I also saw this story  as I was perusing parknews.biz.  Seems the city dads and moms in Brisbane in the land of OZ are giving the first 15 minutes at a parking meter for free. They were told that it was going to cost nearly $2mm. I have only one questions. How do you know?

How in the devil are they going to enforce this?  The only way I can imagine is that they are using DCA’s parking sensor system.  That way, the enforcement officer can know exactly how long a car has been there and can nail them as one local councilperson said “in the split second they go past 15 minutes.”

I can only see trouble on the horizon. This will fall under the heading of ‘no good dead goes unpunished.”  I can just see when some Aussie Lad or Lassie shows up a split second after the 15 minutes and gets a $100 ticket.  What’s next, 5 minutes grace on the 15 minutes free?

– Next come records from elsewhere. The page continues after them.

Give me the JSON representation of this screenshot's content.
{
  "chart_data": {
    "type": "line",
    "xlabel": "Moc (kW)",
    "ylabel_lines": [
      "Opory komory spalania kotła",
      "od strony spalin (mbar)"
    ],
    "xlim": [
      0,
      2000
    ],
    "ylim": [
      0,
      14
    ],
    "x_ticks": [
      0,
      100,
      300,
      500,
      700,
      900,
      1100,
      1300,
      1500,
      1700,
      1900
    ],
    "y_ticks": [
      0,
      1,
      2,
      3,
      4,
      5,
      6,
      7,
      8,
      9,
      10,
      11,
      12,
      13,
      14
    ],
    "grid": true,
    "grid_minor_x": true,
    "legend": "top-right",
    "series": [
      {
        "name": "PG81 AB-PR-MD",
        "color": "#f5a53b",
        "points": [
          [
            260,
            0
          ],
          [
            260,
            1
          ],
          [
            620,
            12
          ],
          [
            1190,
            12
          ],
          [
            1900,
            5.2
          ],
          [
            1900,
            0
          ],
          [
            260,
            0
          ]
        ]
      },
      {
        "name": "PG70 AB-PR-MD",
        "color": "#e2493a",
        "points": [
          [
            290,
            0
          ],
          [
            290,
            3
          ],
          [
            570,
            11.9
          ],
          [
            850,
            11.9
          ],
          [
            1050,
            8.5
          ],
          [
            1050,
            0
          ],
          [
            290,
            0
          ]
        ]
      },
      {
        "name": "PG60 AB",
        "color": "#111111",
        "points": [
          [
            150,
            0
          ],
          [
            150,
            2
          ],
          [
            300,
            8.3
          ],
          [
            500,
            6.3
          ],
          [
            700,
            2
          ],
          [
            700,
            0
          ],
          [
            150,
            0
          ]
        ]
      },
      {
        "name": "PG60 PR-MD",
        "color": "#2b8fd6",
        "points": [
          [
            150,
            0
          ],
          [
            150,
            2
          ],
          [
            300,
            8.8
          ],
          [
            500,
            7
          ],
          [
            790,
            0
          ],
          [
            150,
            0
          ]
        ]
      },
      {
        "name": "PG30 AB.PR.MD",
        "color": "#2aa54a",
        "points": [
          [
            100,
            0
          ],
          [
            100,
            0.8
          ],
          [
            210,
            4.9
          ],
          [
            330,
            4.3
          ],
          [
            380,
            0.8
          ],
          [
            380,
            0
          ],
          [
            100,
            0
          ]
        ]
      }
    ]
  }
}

I really like variable rate meters. The first hour is really cheap  say 50 cents. The second hour is $3. The third hour is $25. and so forth. Do away with citations altogether. This only works if you use a credit card meter combined with a sensor. The machine knows when you arrived, knows when you left, and nails your card for the total amount.  No need for citations, the fee equals the citation. Just you watch. Its coming to a main street near you.

JVH

 

Picture of John Van Horn

John Van Horn

2 Responses

  1. The problem with variable rate meters is that people will figure out that if they come back out and re-feed the meter after the lower rate runs out, they can continue parking and bypass the higher rate while continuing to park in the same spot for an extended period of time, especially if you remove time limits. There isn’t any way to enforce this unless you do it in a pay by plate environment where the plate number is in valid after x amount of time. And then the parkers will simply watch out their window and run out to move into another space on the block to restart the time clock. Sound like a lot of trouble to go through? It is, but people do it in large numbers. Plus, since on-street parking is so scare, it only takes a few people to do this every day and you’ve clogged up the parking.